Primary Expertise
Coordinate and perform large-scale physical and virtual monitoring experiments of buried and aboveground explosions
- Exploit new technologies to develop next-generation capabilities that include Distributed Acoustic Sensing (DAS), machine learning and artificial intelligence plus virtual containers.
- Measure and quantify impacts of climate change on stratospheric sound propagation, hydroacoustic propagation in the Arctic, and generation of methane-sourced gas emission craters in the Russian Arctic.
- Expertise and sensing capability to fuse multi-domain, geophysical observations of explosion sources and their background emissions.
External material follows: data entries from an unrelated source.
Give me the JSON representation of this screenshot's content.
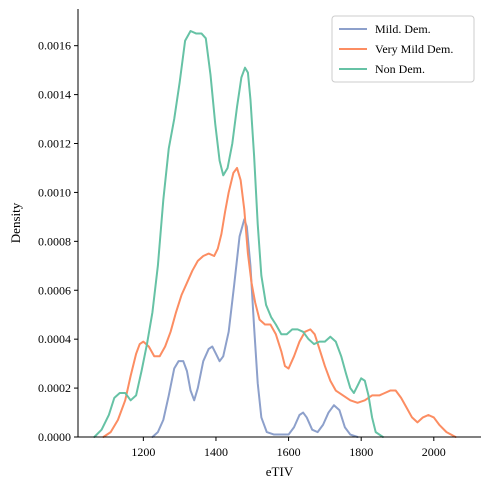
{
  "chart_data": {
    "type": "line",
    "title": "",
    "xlabel": "eTIV",
    "ylabel": "Density",
    "xlim": [
      1020,
      2130
    ],
    "ylim": [
      0,
      0.00175
    ],
    "xticks": [
      {
        "value": 1200,
        "label": "1200"
      },
      {
        "value": 1400,
        "label": "1400"
      },
      {
        "value": 1600,
        "label": "1600"
      },
      {
        "value": 1800,
        "label": "1800"
      },
      {
        "value": 2000,
        "label": "2000"
      }
    ],
    "yticks": [
      {
        "value": 0,
        "label": "0.0000"
      },
      {
        "value": 0.0002,
        "label": "0.0002"
      },
      {
        "value": 0.0004,
        "label": "0.0004"
      },
      {
        "value": 0.0006,
        "label": "0.0006"
      },
      {
        "value": 0.0008,
        "label": "0.0008"
      },
      {
        "value": 0.001,
        "label": "0.0010"
      },
      {
        "value": 0.0012,
        "label": "0.0012"
      },
      {
        "value": 0.0014,
        "label": "0.0014"
      },
      {
        "value": 0.0016,
        "label": "0.0016"
      }
    ],
    "grid": false,
    "legend": "top-right",
    "series": [
      {
        "name": "Mild. Dem.",
        "color": "#8da0cb",
        "points": [
          [
            1225,
            0
          ],
          [
            1240,
            2e-05
          ],
          [
            1255,
            7e-05
          ],
          [
            1270,
            0.00017
          ],
          [
            1285,
            0.00028
          ],
          [
            1297,
            0.00031
          ],
          [
            1310,
            0.00031
          ],
          [
            1320,
            0.00027
          ],
          [
            1330,
            0.00019
          ],
          [
            1340,
            0.00015
          ],
          [
            1350,
            0.0002
          ],
          [
            1365,
            0.00031
          ],
          [
            1380,
            0.00036
          ],
          [
            1390,
            0.00037
          ],
          [
            1400,
            0.00034
          ],
          [
            1410,
            0.00031
          ],
          [
            1420,
            0.00033
          ],
          [
            1435,
            0.00043
          ],
          [
            1450,
            0.00062
          ],
          [
            1465,
            0.00082
          ],
          [
            1478,
            0.00089
          ],
          [
            1485,
            0.00086
          ],
          [
            1495,
            0.0007
          ],
          [
            1505,
            0.00045
          ],
          [
            1515,
            0.00022
          ],
          [
            1525,
            8e-05
          ],
          [
            1540,
            2e-05
          ],
          [
            1560,
            1e-05
          ],
          [
            1580,
            1e-05
          ],
          [
            1600,
            1e-05
          ],
          [
            1615,
            4e-05
          ],
          [
            1630,
            9e-05
          ],
          [
            1640,
            0.0001
          ],
          [
            1650,
            8e-05
          ],
          [
            1665,
            3e-05
          ],
          [
            1680,
            2e-05
          ],
          [
            1695,
            5e-05
          ],
          [
            1710,
            0.0001
          ],
          [
            1725,
            0.00013
          ],
          [
            1740,
            0.00011
          ],
          [
            1755,
            4e-05
          ],
          [
            1770,
            1e-05
          ],
          [
            1790,
            0
          ]
        ]
      },
      {
        "name": "Very Mild Dem.",
        "color": "#fc8d62",
        "points": [
          [
            1090,
            0
          ],
          [
            1110,
            2e-05
          ],
          [
            1130,
            7e-05
          ],
          [
            1150,
            0.00015
          ],
          [
            1165,
            0.00025
          ],
          [
            1180,
            0.00034
          ],
          [
            1190,
            0.00038
          ],
          [
            1200,
            0.00039
          ],
          [
            1215,
            0.00037
          ],
          [
            1230,
            0.00033
          ],
          [
            1245,
            0.00033
          ],
          [
            1260,
            0.00037
          ],
          [
            1275,
            0.00043
          ],
          [
            1290,
            0.00051
          ],
          [
            1305,
            0.00058
          ],
          [
            1320,
            0.00063
          ],
          [
            1335,
            0.00068
          ],
          [
            1350,
            0.00072
          ],
          [
            1365,
            0.00074
          ],
          [
            1380,
            0.00075
          ],
          [
            1395,
            0.00074
          ],
          [
            1405,
            0.00077
          ],
          [
            1415,
            0.00083
          ],
          [
            1425,
            0.00092
          ],
          [
            1435,
            0.001
          ],
          [
            1448,
            0.00108
          ],
          [
            1458,
            0.0011
          ],
          [
            1468,
            0.00105
          ],
          [
            1478,
            0.00093
          ],
          [
            1488,
            0.00075
          ],
          [
            1498,
            0.00063
          ],
          [
            1508,
            0.00055
          ],
          [
            1520,
            0.00048
          ],
          [
            1535,
            0.00046
          ],
          [
            1550,
            0.00046
          ],
          [
            1565,
            0.00042
          ],
          [
            1580,
            0.00035
          ],
          [
            1590,
            0.00029
          ],
          [
            1600,
            0.00028
          ],
          [
            1615,
            0.00033
          ],
          [
            1630,
            0.00039
          ],
          [
            1645,
            0.00043
          ],
          [
            1660,
            0.00044
          ],
          [
            1672,
            0.00042
          ],
          [
            1685,
            0.00036
          ],
          [
            1700,
            0.00029
          ],
          [
            1715,
            0.00023
          ],
          [
            1730,
            0.00019
          ],
          [
            1750,
            0.00017
          ],
          [
            1770,
            0.00015
          ],
          [
            1790,
            0.00014
          ],
          [
            1810,
            0.00015
          ],
          [
            1830,
            0.00017
          ],
          [
            1850,
            0.00017
          ],
          [
            1865,
            0.00018
          ],
          [
            1880,
            0.00019
          ],
          [
            1895,
            0.00019
          ],
          [
            1910,
            0.00016
          ],
          [
            1925,
            0.00012
          ],
          [
            1940,
            8e-05
          ],
          [
            1955,
            6e-05
          ],
          [
            1970,
            8e-05
          ],
          [
            1985,
            9e-05
          ],
          [
            2000,
            8e-05
          ],
          [
            2015,
            5e-05
          ],
          [
            2035,
            2e-05
          ],
          [
            2060,
            0
          ]
        ]
      },
      {
        "name": "Non Dem.",
        "color": "#66c2a5",
        "points": [
          [
            1065,
            0
          ],
          [
            1085,
            3e-05
          ],
          [
            1105,
            9e-05
          ],
          [
            1120,
            0.00016
          ],
          [
            1135,
            0.00018
          ],
          [
            1150,
            0.00018
          ],
          [
            1165,
            0.00015
          ],
          [
            1180,
            0.00017
          ],
          [
            1195,
            0.00027
          ],
          [
            1210,
            0.00038
          ],
          [
            1225,
            0.00051
          ],
          [
            1240,
            0.0007
          ],
          [
            1255,
            0.00097
          ],
          [
            1270,
            0.00118
          ],
          [
            1285,
            0.0013
          ],
          [
            1300,
            0.00145
          ],
          [
            1315,
            0.00162
          ],
          [
            1330,
            0.00166
          ],
          [
            1345,
            0.00165
          ],
          [
            1360,
            0.00165
          ],
          [
            1372,
            0.00163
          ],
          [
            1385,
            0.00148
          ],
          [
            1398,
            0.00128
          ],
          [
            1410,
            0.00113
          ],
          [
            1420,
            0.00107
          ],
          [
            1432,
            0.0011
          ],
          [
            1445,
            0.0012
          ],
          [
            1458,
            0.00135
          ],
          [
            1470,
            0.00147
          ],
          [
            1480,
            0.00151
          ],
          [
            1488,
            0.00149
          ],
          [
            1495,
            0.00138
          ],
          [
            1505,
            0.00115
          ],
          [
            1515,
            0.00087
          ],
          [
            1525,
            0.00066
          ],
          [
            1538,
            0.00054
          ],
          [
            1552,
            0.00049
          ],
          [
            1565,
            0.00046
          ],
          [
            1580,
            0.00042
          ],
          [
            1595,
            0.00042
          ],
          [
            1610,
            0.00044
          ],
          [
            1625,
            0.00044
          ],
          [
            1640,
            0.00043
          ],
          [
            1655,
            0.0004
          ],
          [
            1670,
            0.00038
          ],
          [
            1685,
            0.00039
          ],
          [
            1700,
            0.00039
          ],
          [
            1715,
            0.00041
          ],
          [
            1730,
            0.00039
          ],
          [
            1745,
            0.00033
          ],
          [
            1758,
            0.00026
          ],
          [
            1770,
            0.0002
          ],
          [
            1780,
            0.00018
          ],
          [
            1790,
            0.00021
          ],
          [
            1800,
            0.00024
          ],
          [
            1810,
            0.00023
          ],
          [
            1820,
            0.00017
          ],
          [
            1830,
            8e-05
          ],
          [
            1840,
            2e-05
          ],
          [
            1860,
            0
          ]
        ]
      }
    ]
  }
}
- Provide cutting edge, quantitative uncertainty analysis of explosion source parameters via a toolbox of empirical and mathematical techniques.
Featured Research
- Produce accurate, empirical estimates of explosion yields from scattered seismic waveform coda.
- Quantify and greatly reduce the uncertainties in moment tensors (MTUQ), using seismic observations collected at regional distances from underground nuclear test sites.
- Predict 3-D ray-paths from both stationary and moving infrasound sources over the whole atmospheric column (infraGA).
- Leverage Bayesian methods to produce joint, seismo-acoustic locations from near surface explosion sources.
- Use graph-theory methods to quantify false association and event building errors in seismic networks.
- Combine multiple Rayleigh wave polarization measurement techniques to characterize explosion sources in very complex tectonic environments.
- Empower big data techniques to predict high-fidelity maps of seismic attenuation over the entire globe.
- Demonstrate probabilistic methods to predictively screen small earthquakes from explosions at local distances with seismic phase ratios.
- Develop novel data stream fusion methods to integrate evidence of explosions from multiple waveform and optical modalities, for both signal detection and source identification.
- Advance generalized hypothesis testing techniques to adaptively detect and characterize noisy threat sources in challenging signal environments.
- Characterize climate-induced variability in both infrasonic and hydroacoustic signal environments to quantify propagation uncertainties.
- Development of adaptive, eigen-processing techniques to detect signals and quantify performance of IMS arrays in near-real time.